Study Rationale: Glucocerebrosidase (GBA) is an enzyme that removes a sugar that is attached to certain fat molecules in the healthy brain. This critical biochemical process begins to malfunction early on in Parkinson’s disease (PD). Many laboratories are developing novel drugs for the treatment of PD that can boost GBA activity, and we are developing probes that can be used to monitor GBA activity in the human brain by positron emission tomography (PET). This approach could help elucidate how dysfunctional GBA promotes neurodegeneration, leading to improved therapeutics and an ability to identify individuals who would benefit from GBA-boosting drugs in clinical trials.
Hypothesis: Our hypothesis is that the promising GBA-imaging probes already discovered by our team can be built upon to develop the next generation of candidates for evaluation in preclinical models of PD, thus enabling us to obtain the data needed to move towards future human studies.
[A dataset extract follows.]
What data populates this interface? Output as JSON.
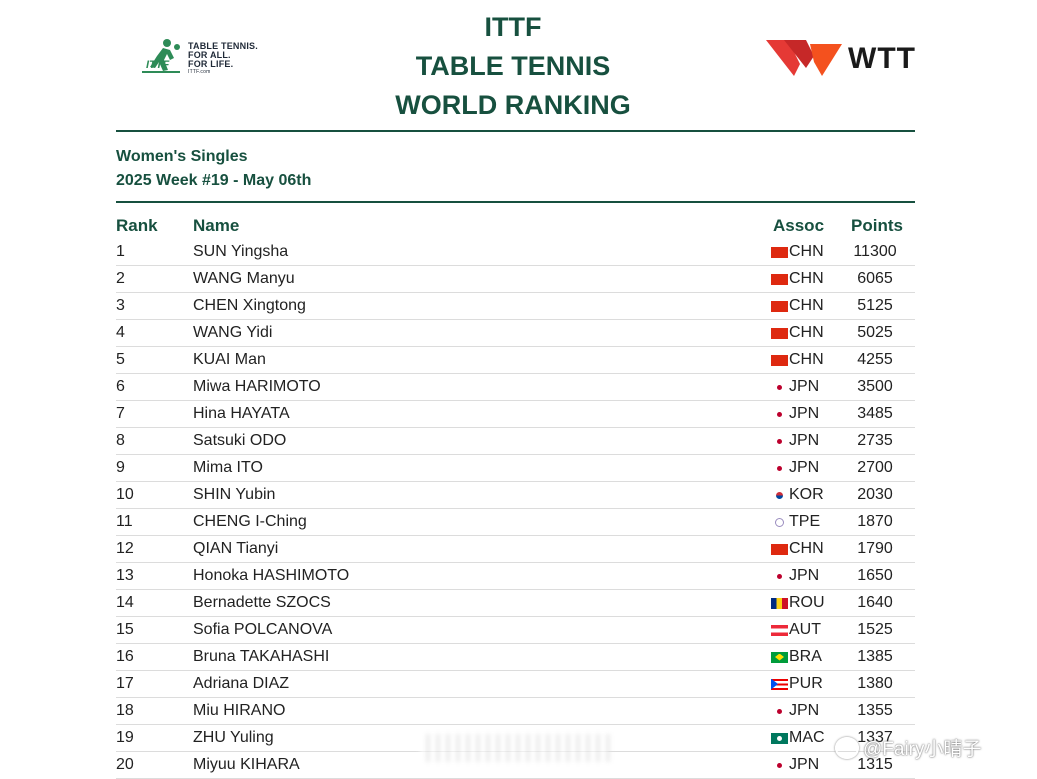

Study Design: To generate PET images that reveal GBA function, subjects are injected with a tiny amount of a radioactive probe that enters into the brain and latches onto GBA. We will prepare next-generation probe candidates with improved performance for testing in preclinical models of PD and, using our well-designed preclinical screening platform, we will identify the best candidates for future human studies. We will also measure the levels of GBA in different brain regions in tissue samples provided by donors with and without PD, which will help us to unravel how GBA dysfunction contributes to neurodegeneration.
Impact on Diagnosis/Treatment of Parkinson’s disease: Tools that provide scientists with images that represent the biochemical function of GBA in the living brain would facilitate assessing the most effective GBA-boosting therapies, monitoring treatment responses, and identify suitable patients for clinical trials. All these outcomes will help investigators develop new and improved drugs for treating PD.
Next Steps for Development: If we succeed in discovering probes that can detect GBA by PET imaging in animals, we will seek additional industrial and academic partners and start the approval process for “first in patient studies.” Further studies will provide validation that the PET method can monitor GBA activity in people with PD.